Nuestro sábado no es un final sin más. Es una invitación a la fe. La actitud creativa y creyente es confiar, mucho más, en el sábado santo y, mucho menos, en nuestros ritos para que sea. Los religiosos somos testigos no del fracaso, sino de la posibilidad. La prueba mayor y mejor de ello es la debilidad. Con todo, a pesar de todo y con el peso de todo, sabemos que el sábado no es una espera inútil, es una espera fecunda. Aún más, este tiempo es necesario, imprescindible para que nuestras congregaciones y órdenes dejen de mirarse en el propio espejo y se abran al reflejo de resurrección que nos están regalando otras gentes, otros carismas, otras visiones. Lugares donde no solemos mirar.
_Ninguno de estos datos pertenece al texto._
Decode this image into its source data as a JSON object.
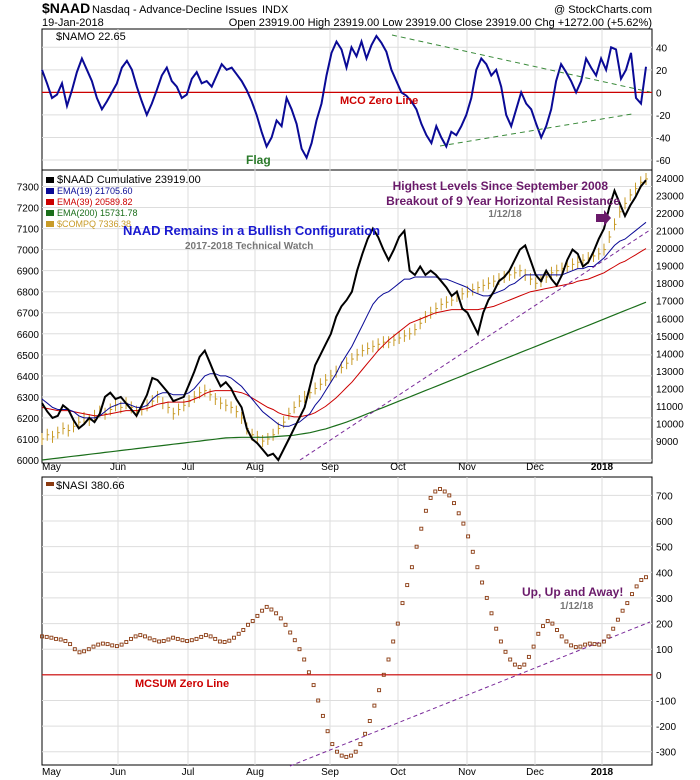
{
  "header": {
    "symbol": "$NAAD",
    "description": "Nasdaq - Advance-Decline Issues",
    "exchange": "INDX",
    "copyright": "@ StockCharts.com",
    "date": "19-Jan-2018",
    "ohlc_text": "Open 23919.00  High 23919.00  Low 23919.00  Close 23919.00  Chg +1272.00 (+5.62%)"
  },
  "colors": {
    "black": "#000000",
    "navy": "#0a0a96",
    "red": "#cc0000",
    "green": "#1a6e1a",
    "gold": "#c89b28",
    "purple": "#6a1a6a",
    "dashed_green": "#3a8a3a",
    "dashed_purple": "#7a2a9a",
    "nasi_dot": "#8a3a10",
    "annotation_blue": "#1a1ad0",
    "grid": "#dddddd",
    "title_green": "#2a7a2a"
  },
  "months": [
    "May",
    "Jun",
    "Jul",
    "Aug",
    "Sep",
    "Oct",
    "Nov",
    "Dec",
    "2018"
  ],
  "chart_data": [
    {
      "type": "line",
      "panel": "top",
      "legend": "$NAMO 22.65",
      "ylim": [
        -60,
        50
      ],
      "yticks": [
        40,
        20,
        0,
        -20,
        -40,
        -60
      ],
      "series": [
        {
          "name": "$NAMO",
          "values": [
            20,
            8,
            -5,
            -2,
            8,
            -12,
            2,
            18,
            30,
            20,
            10,
            -5,
            -15,
            -8,
            0,
            8,
            22,
            28,
            20,
            5,
            -8,
            -20,
            -10,
            2,
            15,
            22,
            10,
            5,
            -5,
            -2,
            12,
            18,
            8,
            10,
            5,
            15,
            25,
            20,
            22,
            16,
            10,
            2,
            -8,
            -20,
            -35,
            -48,
            -40,
            -25,
            -30,
            -5,
            -15,
            -28,
            -50,
            -58,
            -45,
            -25,
            -10,
            15,
            35,
            45,
            38,
            22,
            40,
            32,
            45,
            30,
            42,
            50,
            44,
            36,
            20,
            10,
            0,
            -3,
            -8,
            -15,
            -28,
            -38,
            -45,
            -30,
            -40,
            -48,
            -35,
            -38,
            -30,
            -20,
            -5,
            20,
            30,
            25,
            15,
            20,
            5,
            -20,
            -30,
            -15,
            0,
            -10,
            -15,
            -28,
            -40,
            -30,
            -15,
            10,
            25,
            18,
            10,
            0,
            10,
            30,
            22,
            15,
            30,
            20,
            40,
            38,
            12,
            20,
            35,
            -5,
            -10,
            22.65
          ]
        }
      ],
      "annotations": [
        "MCO Zero Line",
        "Flag"
      ]
    },
    {
      "type": "line",
      "panel": "middle",
      "ylim_left": [
        6000,
        7350
      ],
      "yticks_left": [
        7300,
        7200,
        7100,
        7000,
        6900,
        6800,
        6700,
        6600,
        6500,
        6400,
        6300,
        6200,
        6100,
        6000
      ],
      "yticks_right": [
        24000,
        23000,
        22000,
        21000,
        20000,
        19000,
        18000,
        17000,
        16000,
        15000,
        14000,
        13000,
        12000,
        11000,
        10000,
        9000
      ],
      "series": [
        {
          "name": "$NAAD Cumulative 23919.00",
          "values": [
            6270,
            6230,
            6200,
            6210,
            6260,
            6240,
            6190,
            6150,
            6170,
            6200,
            6180,
            6220,
            6300,
            6320,
            6290,
            6300,
            6270,
            6240,
            6210,
            6260,
            6310,
            6390,
            6380,
            6350,
            6320,
            6280,
            6290,
            6300,
            6360,
            6420,
            6490,
            6520,
            6460,
            6400,
            6350,
            6370,
            6340,
            6290,
            6250,
            6150,
            6100,
            6080,
            6050,
            6020,
            6030,
            6000,
            6050,
            6100,
            6150,
            6200,
            6250,
            6350,
            6450,
            6500,
            6550,
            6600,
            6680,
            6730,
            6760,
            6800,
            6900,
            6980,
            7050,
            7100,
            7060,
            7000,
            6950,
            7000,
            7060,
            7090,
            6900,
            6880,
            6920,
            6880,
            6900,
            6880,
            6850,
            6820,
            6780,
            6800,
            6720,
            6700,
            6650,
            6600,
            6700,
            6760,
            6800,
            6850,
            6870,
            6900,
            6950,
            7000,
            7020,
            6950,
            6880,
            6850,
            6900,
            6860,
            6830,
            6880,
            6950,
            7000,
            6980,
            6920,
            6940,
            6990,
            7050,
            7100,
            7200,
            7280,
            7220,
            7160,
            7210,
            7250,
            7300,
            7330
          ]
        },
        {
          "name": "EMA(19) 21705.60",
          "values": [
            6290,
            6270,
            6250,
            6240,
            6240,
            6240,
            6230,
            6210,
            6200,
            6200,
            6200,
            6210,
            6230,
            6250,
            6260,
            6270,
            6270,
            6260,
            6250,
            6250,
            6260,
            6290,
            6310,
            6320,
            6320,
            6310,
            6310,
            6310,
            6320,
            6340,
            6370,
            6400,
            6410,
            6410,
            6400,
            6400,
            6390,
            6370,
            6350,
            6320,
            6290,
            6260,
            6230,
            6210,
            6190,
            6170,
            6160,
            6160,
            6170,
            6180,
            6200,
            6220,
            6260,
            6290,
            6330,
            6370,
            6410,
            6460,
            6500,
            6540,
            6590,
            6640,
            6690,
            6740,
            6770,
            6790,
            6800,
            6820,
            6840,
            6860,
            6860,
            6870,
            6870,
            6870,
            6870,
            6870,
            6860,
            6860,
            6850,
            6840,
            6830,
            6820,
            6800,
            6790,
            6780,
            6780,
            6790,
            6800,
            6810,
            6830,
            6840,
            6860,
            6880,
            6880,
            6880,
            6880,
            6880,
            6880,
            6880,
            6880,
            6890,
            6900,
            6910,
            6910,
            6920,
            6920,
            6940,
            6960,
            6990,
            7020,
            7040,
            7050,
            7070,
            7090,
            7110,
            7130
          ]
        },
        {
          "name": "EMA(39) 20589.82",
          "values": [
            6250,
            6245,
            6240,
            6235,
            6235,
            6235,
            6230,
            6225,
            6220,
            6215,
            6210,
            6210,
            6215,
            6220,
            6225,
            6230,
            6235,
            6235,
            6235,
            6240,
            6245,
            6255,
            6265,
            6270,
            6275,
            6275,
            6275,
            6275,
            6280,
            6290,
            6300,
            6315,
            6325,
            6330,
            6330,
            6330,
            6330,
            6325,
            6320,
            6310,
            6295,
            6280,
            6265,
            6250,
            6240,
            6225,
            6215,
            6210,
            6205,
            6205,
            6210,
            6215,
            6225,
            6240,
            6255,
            6275,
            6295,
            6320,
            6345,
            6370,
            6400,
            6430,
            6460,
            6490,
            6520,
            6545,
            6570,
            6590,
            6610,
            6630,
            6650,
            6660,
            6670,
            6680,
            6690,
            6700,
            6705,
            6710,
            6715,
            6715,
            6715,
            6715,
            6715,
            6715,
            6720,
            6725,
            6730,
            6740,
            6750,
            6760,
            6770,
            6780,
            6790,
            6800,
            6805,
            6810,
            6815,
            6820,
            6825,
            6830,
            6835,
            6840,
            6850,
            6855,
            6860,
            6870,
            6880,
            6890,
            6905,
            6920,
            6935,
            6945,
            6960,
            6975,
            6990,
            7005
          ]
        },
        {
          "name": "EMA(200) 15731.78",
          "values": [
            6000,
            6003,
            6006,
            6009,
            6012,
            6015,
            6018,
            6021,
            6024,
            6027,
            6030,
            6033,
            6036,
            6039,
            6042,
            6045,
            6048,
            6051,
            6054,
            6057,
            6060,
            6063,
            6066,
            6069,
            6072,
            6075,
            6078,
            6081,
            6084,
            6087,
            6090,
            6093,
            6096,
            6099,
            6102,
            6105,
            6106,
            6107,
            6108,
            6108,
            6108,
            6108,
            6108,
            6109,
            6110,
            6112,
            6114,
            6116,
            6118,
            6122,
            6126,
            6130,
            6136,
            6142,
            6148,
            6156,
            6164,
            6172,
            6180,
            6190,
            6200,
            6210,
            6220,
            6230,
            6240,
            6250,
            6260,
            6270,
            6280,
            6290,
            6300,
            6310,
            6320,
            6330,
            6340,
            6350,
            6360,
            6370,
            6380,
            6390,
            6400,
            6410,
            6420,
            6430,
            6440,
            6450,
            6460,
            6470,
            6480,
            6490,
            6500,
            6510,
            6520,
            6530,
            6540,
            6550,
            6560,
            6570,
            6580,
            6590,
            6600,
            6610,
            6620,
            6630,
            6640,
            6650,
            6660,
            6670,
            6680,
            6690,
            6700,
            6710,
            6720,
            6730,
            6740,
            6750
          ]
        },
        {
          "name": "$COMPQ 7336.38",
          "values": [
            6100,
            6120,
            6110,
            6130,
            6150,
            6140,
            6160,
            6180,
            6200,
            6190,
            6210,
            6230,
            6220,
            6240,
            6260,
            6250,
            6270,
            6250,
            6230,
            6240,
            6260,
            6280,
            6300,
            6270,
            6250,
            6220,
            6240,
            6260,
            6280,
            6300,
            6320,
            6330,
            6310,
            6290,
            6270,
            6260,
            6250,
            6230,
            6200,
            6150,
            6120,
            6110,
            6090,
            6100,
            6120,
            6150,
            6180,
            6220,
            6250,
            6280,
            6300,
            6320,
            6340,
            6360,
            6380,
            6400,
            6420,
            6440,
            6460,
            6480,
            6500,
            6520,
            6530,
            6540,
            6550,
            6560,
            6560,
            6570,
            6580,
            6590,
            6600,
            6620,
            6650,
            6680,
            6700,
            6720,
            6740,
            6750,
            6760,
            6780,
            6790,
            6800,
            6810,
            6820,
            6830,
            6840,
            6850,
            6860,
            6870,
            6880,
            6890,
            6900,
            6880,
            6860,
            6840,
            6850,
            6870,
            6890,
            6900,
            6910,
            6920,
            6930,
            6940,
            6950,
            6960,
            6970,
            6980,
            7000,
            7060,
            7120,
            7180,
            7220,
            7260,
            7290,
            7320,
            7336
          ]
        }
      ],
      "legend": [
        "$NAAD Cumulative 23919.00",
        "EMA(19) 21705.60",
        "EMA(39) 20589.82",
        "EMA(200) 15731.78",
        "$COMPQ 7336.38"
      ],
      "annotations": {
        "title": "NAAD Remains in a Bullish Configuration",
        "subtitle": "2017-2018 Technical Watch",
        "highest_line1": "Highest Levels Since September 2008",
        "highest_line2": "Breakout of 9 Year Horizontal Resistance",
        "highest_date": "1/12/18"
      }
    },
    {
      "type": "scatter",
      "panel": "bottom",
      "legend": "$NASI 380.66",
      "ylim": [
        -340,
        760
      ],
      "yticks": [
        700,
        600,
        500,
        400,
        300,
        200,
        100,
        0,
        -100,
        -200,
        -300
      ],
      "series": [
        {
          "name": "$NASI",
          "values": [
            150,
            148,
            145,
            140,
            138,
            132,
            120,
            100,
            88,
            92,
            100,
            110,
            118,
            122,
            120,
            115,
            112,
            118,
            128,
            140,
            150,
            155,
            150,
            142,
            135,
            130,
            132,
            138,
            145,
            140,
            135,
            132,
            135,
            140,
            148,
            155,
            150,
            140,
            130,
            128,
            133,
            145,
            160,
            175,
            195,
            210,
            230,
            250,
            265,
            255,
            240,
            220,
            195,
            165,
            135,
            100,
            60,
            10,
            -40,
            -100,
            -160,
            -220,
            -270,
            -300,
            -315,
            -320,
            -315,
            -300,
            -270,
            -230,
            -180,
            -120,
            -60,
            0,
            60,
            130,
            200,
            280,
            350,
            420,
            500,
            570,
            640,
            690,
            715,
            725,
            715,
            700,
            670,
            630,
            590,
            540,
            480,
            420,
            360,
            300,
            240,
            180,
            130,
            90,
            60,
            40,
            30,
            40,
            70,
            110,
            160,
            190,
            210,
            200,
            175,
            150,
            130,
            115,
            108,
            110,
            118,
            122,
            120,
            118,
            130,
            150,
            180,
            215,
            250,
            280,
            315,
            345,
            370,
            380.66
          ]
        }
      ],
      "annotations": {
        "zero_line": "MCSUM Zero Line",
        "upup_line1": "Up, Up and Away!",
        "upup_date": "1/12/18"
      }
    }
  ]
}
Hasta que no volvamos a compartir «cómo ardían nuestros corazones» estaremos cumpliendo el sábado sin disfrutarlo. Y así, es difícil, muy difícil llegar al domingo. No son pocos los que intuyen que algo hay que hacer, pero no saben qué. Quizá más que conservar el carisma, lo conveniente sea airearlo… que pierda culturas de nostalgia y se llene de otra cultura que, como decía Gandhi, sople sobre nuestras comunidades tan libremente como sea posible.